The Colombian Defense Ministry announced on Saturday that cocaine seizures in 2022 added up to 671 metric tons, which was 1.7 tonnes more than the already record-setting total from 2021.
2021, in turn, bested prodigious totals of 505 tonnes from 2020 and 428 tonnes from 2019, according to a Reuters report on the Colombian ministry statement.
“It is necessary to combat the illicit income that comes from drug trafficking, which generates evil in our country,” said Defense Minister Iván Velásquez, alluding to the role of cocaine profits in Colombian political instability.
The United Nations Office on Drugs and Crime (UNODC) reported a 43-percent increase in coca plant cultivation in October, with especially vigorous growth near Colombia’s national borders and seaports, where coalitions of growers, traffickers, and heavily-armed gangs have taken almost complete control.

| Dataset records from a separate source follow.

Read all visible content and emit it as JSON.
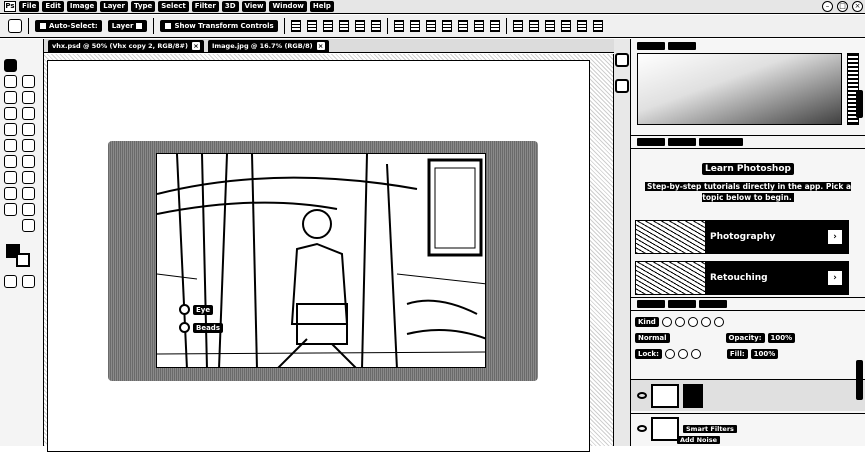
{
  "menubar": {
    "logo": "Ps",
    "items": [
      "File",
      "Edit",
      "Image",
      "Layer",
      "Type",
      "Select",
      "Filter",
      "3D",
      "View",
      "Window",
      "Help"
    ]
  },
  "options_bar": {
    "auto_select_label": "Auto-Select:",
    "layer_select_value": "Layer",
    "show_transform_label": "Show Transform Controls"
  },
  "document_tabs": [
    {
      "label": "vhx.psd @ 50% (Vhx copy 2, RGB/8#)",
      "active": true
    },
    {
      "label": "Image.jpg @ 16.7% (RGB/8)",
      "active": false
    }
  ],
  "canvas": {
    "annotations": [
      "Eye",
      "Beads"
    ]
  },
  "learn_panel": {
    "title": "Learn Photoshop",
    "subtitle": "Step-by-step tutorials directly in the app. Pick a topic below to begin.",
    "cards": [
      {
        "label": "Photography"
      },
      {
        "label": "Retouching"
      }
    ]
  },
  "layers_panel": {
    "kind_label": "Kind",
    "blend_mode": "Normal",
    "opacity_label": "Opacity:",
    "opacity_value": "100%",
    "lock_label": "Lock:",
    "fill_label": "Fill:",
    "fill_value": "100%",
    "smart_filters_label": "Smart Filters",
    "add_noise_label": "Add Noise"
  }
}
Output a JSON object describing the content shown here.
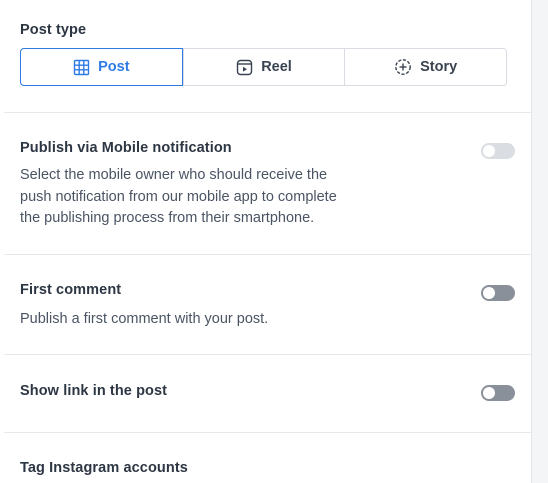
{
  "post_type": {
    "heading": "Post type",
    "options": [
      {
        "label": "Post",
        "icon": "grid-icon",
        "selected": true
      },
      {
        "label": "Reel",
        "icon": "reel-play-icon",
        "selected": false
      },
      {
        "label": "Story",
        "icon": "story-plus-icon",
        "selected": false
      }
    ],
    "accent_color": "#2f7be6"
  },
  "mobile_notification": {
    "heading": "Publish via Mobile notification",
    "description_lines": [
      "Select the mobile owner who should receive the",
      "push notification from our mobile app to complete",
      "the publishing process from their smartphone."
    ],
    "enabled": false
  },
  "first_comment": {
    "heading": "First comment",
    "description": "Publish a first comment with your post.",
    "enabled": false
  },
  "show_link": {
    "heading": "Show link in the post",
    "enabled": false
  },
  "tag_accounts": {
    "heading": "Tag Instagram accounts"
  }
}
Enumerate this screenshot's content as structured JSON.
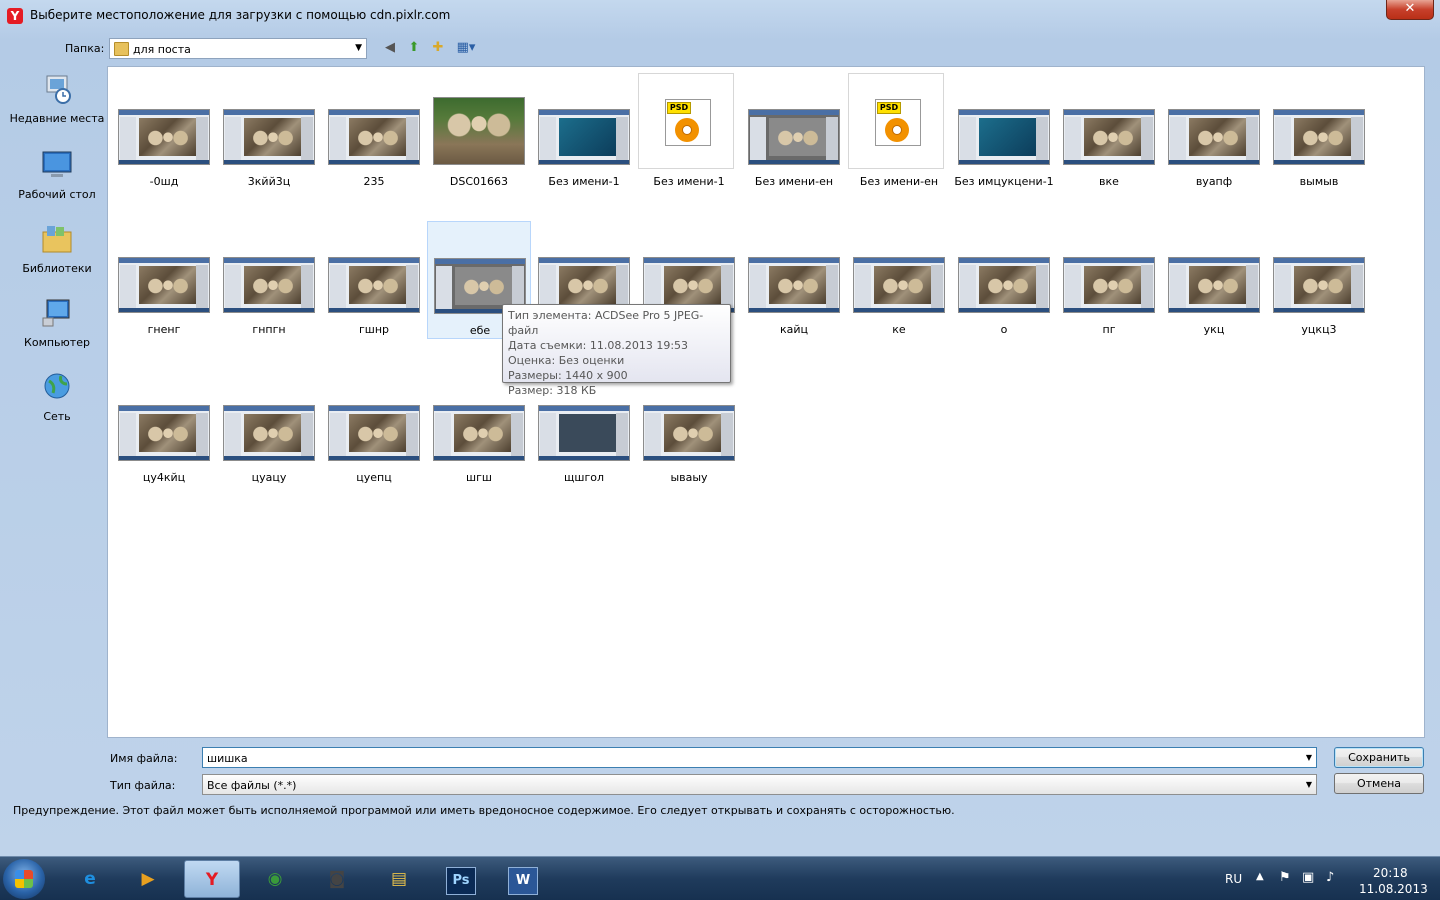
{
  "dialog": {
    "title": "Выберите местоположение для загрузки с помощью cdn.pixlr.com",
    "app_icon": "Y",
    "close_glyph": "✕"
  },
  "toolbar": {
    "folder_label": "Папка:",
    "folder_value": "для поста"
  },
  "places": [
    {
      "label": "Недавние места",
      "icon": "recent-places-icon"
    },
    {
      "label": "Рабочий стол",
      "icon": "desktop-icon"
    },
    {
      "label": "Библиотеки",
      "icon": "libraries-icon"
    },
    {
      "label": "Компьютер",
      "icon": "computer-icon"
    },
    {
      "label": "Сеть",
      "icon": "network-icon"
    }
  ],
  "files": [
    {
      "name": "-0шд",
      "kind": "screen"
    },
    {
      "name": "3кйй3ц",
      "kind": "screen"
    },
    {
      "name": "235",
      "kind": "screen"
    },
    {
      "name": "DSC01663",
      "kind": "photo"
    },
    {
      "name": "Без имени-1",
      "kind": "express"
    },
    {
      "name": "Без имени-1",
      "kind": "psd"
    },
    {
      "name": "Без имени-ен",
      "kind": "gray"
    },
    {
      "name": "Без имени-ен",
      "kind": "psd"
    },
    {
      "name": "Без имцукцени-1",
      "kind": "express"
    },
    {
      "name": "вке",
      "kind": "screen"
    },
    {
      "name": "вуапф",
      "kind": "screen"
    },
    {
      "name": "вымыв",
      "kind": "screen"
    },
    {
      "name": "гненг",
      "kind": "screen"
    },
    {
      "name": "гнпгн",
      "kind": "screen"
    },
    {
      "name": "гшнр",
      "kind": "screen"
    },
    {
      "name": "ебе",
      "kind": "gray",
      "selected": true
    },
    {
      "name": "",
      "kind": "screen"
    },
    {
      "name": "",
      "kind": "screen"
    },
    {
      "name": "кайц",
      "kind": "screen"
    },
    {
      "name": "ке",
      "kind": "screen"
    },
    {
      "name": "о",
      "kind": "screen"
    },
    {
      "name": "пг",
      "kind": "screen"
    },
    {
      "name": "укц",
      "kind": "screen"
    },
    {
      "name": "уцкц3",
      "kind": "screen"
    },
    {
      "name": "цу4кйц",
      "kind": "screen"
    },
    {
      "name": "цуацу",
      "kind": "screen"
    },
    {
      "name": "цуепц",
      "kind": "screen"
    },
    {
      "name": "шгш",
      "kind": "screen"
    },
    {
      "name": "щшгол",
      "kind": "dark"
    },
    {
      "name": "ываыу",
      "kind": "screen"
    }
  ],
  "tooltip": {
    "type": "Тип элемента: ACDSee Pro 5 JPEG-файл",
    "date": "Дата съемки: 11.08.2013 19:53",
    "rating": "Оценка: Без оценки",
    "dimensions": "Размеры: 1440 x 900",
    "size": "Размер: 318 КБ"
  },
  "form": {
    "filename_label": "Имя файла:",
    "filename_value": "шишка",
    "filetype_label": "Тип файла:",
    "filetype_value": "Все файлы (*.*)",
    "save_label": "Сохранить",
    "cancel_label": "Отмена",
    "warning": "Предупреждение. Этот файл может быть исполняемой программой или иметь вредоносное содержимое. Его следует открывать и сохранять с осторожностью."
  },
  "taskbar": {
    "apps": [
      {
        "name": "internet-explorer",
        "glyph": "e"
      },
      {
        "name": "media-player",
        "glyph": "▶"
      },
      {
        "name": "yandex-browser",
        "glyph": "Y",
        "active": true
      },
      {
        "name": "chrome",
        "glyph": "◉"
      },
      {
        "name": "camera-app",
        "glyph": "◙"
      },
      {
        "name": "file-explorer",
        "glyph": "▤"
      },
      {
        "name": "photoshop",
        "glyph": "Ps"
      },
      {
        "name": "word",
        "glyph": "W"
      }
    ],
    "lang": "RU",
    "time": "20:18",
    "date": "11.08.2013"
  },
  "colors": {
    "accent": "#3c7fb1",
    "selection": "#e5f1fb",
    "taskbar": "#1f3b5c"
  }
}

UNODC described coca cultivation as a threat to biodiversity and a factor in deforestation, noting that much of the cultivation occurs on land that has been nominally reserved for environmental protection. Ironically, environmental concerns also halted the practice of sending aircraft to spray plant-killing compounds over the coca farms to put producers out of business.
The Biden administration enthusiastically endorsed the “holistic approach” to drug trafficking adopted by Colombia’s new leftist President Gustavo Petro – even as Petro was effectively surrendering to the cartels. Petro announced last week that he intends to scale back eradication efforts even further, ostensibly to shift the burden away from small growers and focus on fighting the “industrial farms” of the cartels. In December, Petro literally told farmers it was acceptable for them to keep producing cocaine until his government comes up with “substitute crops” that can sustain their livelihoods, an attitude that made even the Biden State Department uncomfortable.
As the Colombian Defense Ministry statement demonstrates, the Petro-Biden “holistic approach” has been proven a cataclysmic failure, with cocaine riding higher than ever. Part of the problem is that Colombia never followed through on promises to bring more constructive job opportunities to rural areas, so the residents redoubled their efforts to make money by farming cocaine. The size of the coca fields tripled with astounding speed once the practice of spraying the farms was ended.
Bloomberg Business in December declared a “Golden Age of Cocaine,” a period of explosive growth in trafficking and organized crime far beyond the storied reign of Pablo Escobar in the 80s and 90s. Petro’s government effectively does not exist in much of the country. The coca fields are five times as large as they were in Escobar’s heyday.
Escobar’s spiritual successor as the king of Colombian cocaine, Dairo Antonio Usaga “Otoniel” David, pled guilty in a U.S. court last week to running an empire larger than Escobar’s wildest dreams, with billions of dollars in assets and over 200 tonnes of annual cocaine shipments. Otoniel’s cartel was basically a nation with its own tax system and standing army, but he eschewed the flashy kingpin lifestyle made famous by Escobar, instead preferring to ride a donkey to his jungle lair stocked with underage girls.
Colombia is pumping out so much cocaine that it now routinely appears for sale in parts of the world that have never seen it before. Seizures are up by 300 percent in Europe, 1000 percent in Africa, and 1500 percent in Asia.
Battles between feuding cocaine gangs are beginning to resemble full-scale military engagements, and when the cartels are not using heavy weapons against each other, they are gunning down children to punish disobedient families.
Europe, in particular, is doing so much coke that the volume of residue from cocaine consumption in its wastewater has doubled. A good deal of the cocaine surging around the world includes lethal toxic impurities, including the now-infamous practice of mixing deadly opioids like fentanyl into cocaine powder.
“To get it to Europe, traffickers rely primarily on commercial cargo ships sailing across the Atlantic Ocean. That’s allowed them to leverage the main engine of globalization to reach overseas markets with unprecedented scale and efficiency,” Bloomberg noted.
Cocaine profits have long funded Colombian terrorist insurgencies like the Revolutionary Armed Forces of Colombia (FARC) and its progeny. Insurgent groups are splitting off from FARC, which signed a peace deal with the Colombian government in 2016, and merging with drug trafficking gangs to fight for cocaine turf. For many Colombians, the security situation is much worse than it was at the height of the old insurgency.
Record cocaine profits are now funding insurgencies in other parts of the world, including in Africa, where the United Nations pointed to drug profits as a major factor in militant violence in a June 2022 report.
The U.N. noted a disturbing spike in drug seizures in hotbeds of jihadist violence like Niger, Burkina Faso, Mali, and the Sahel region. Some of those jihadi groups are aligned with the superpowers of international terrorism, al-Qaeda and the Islamic State.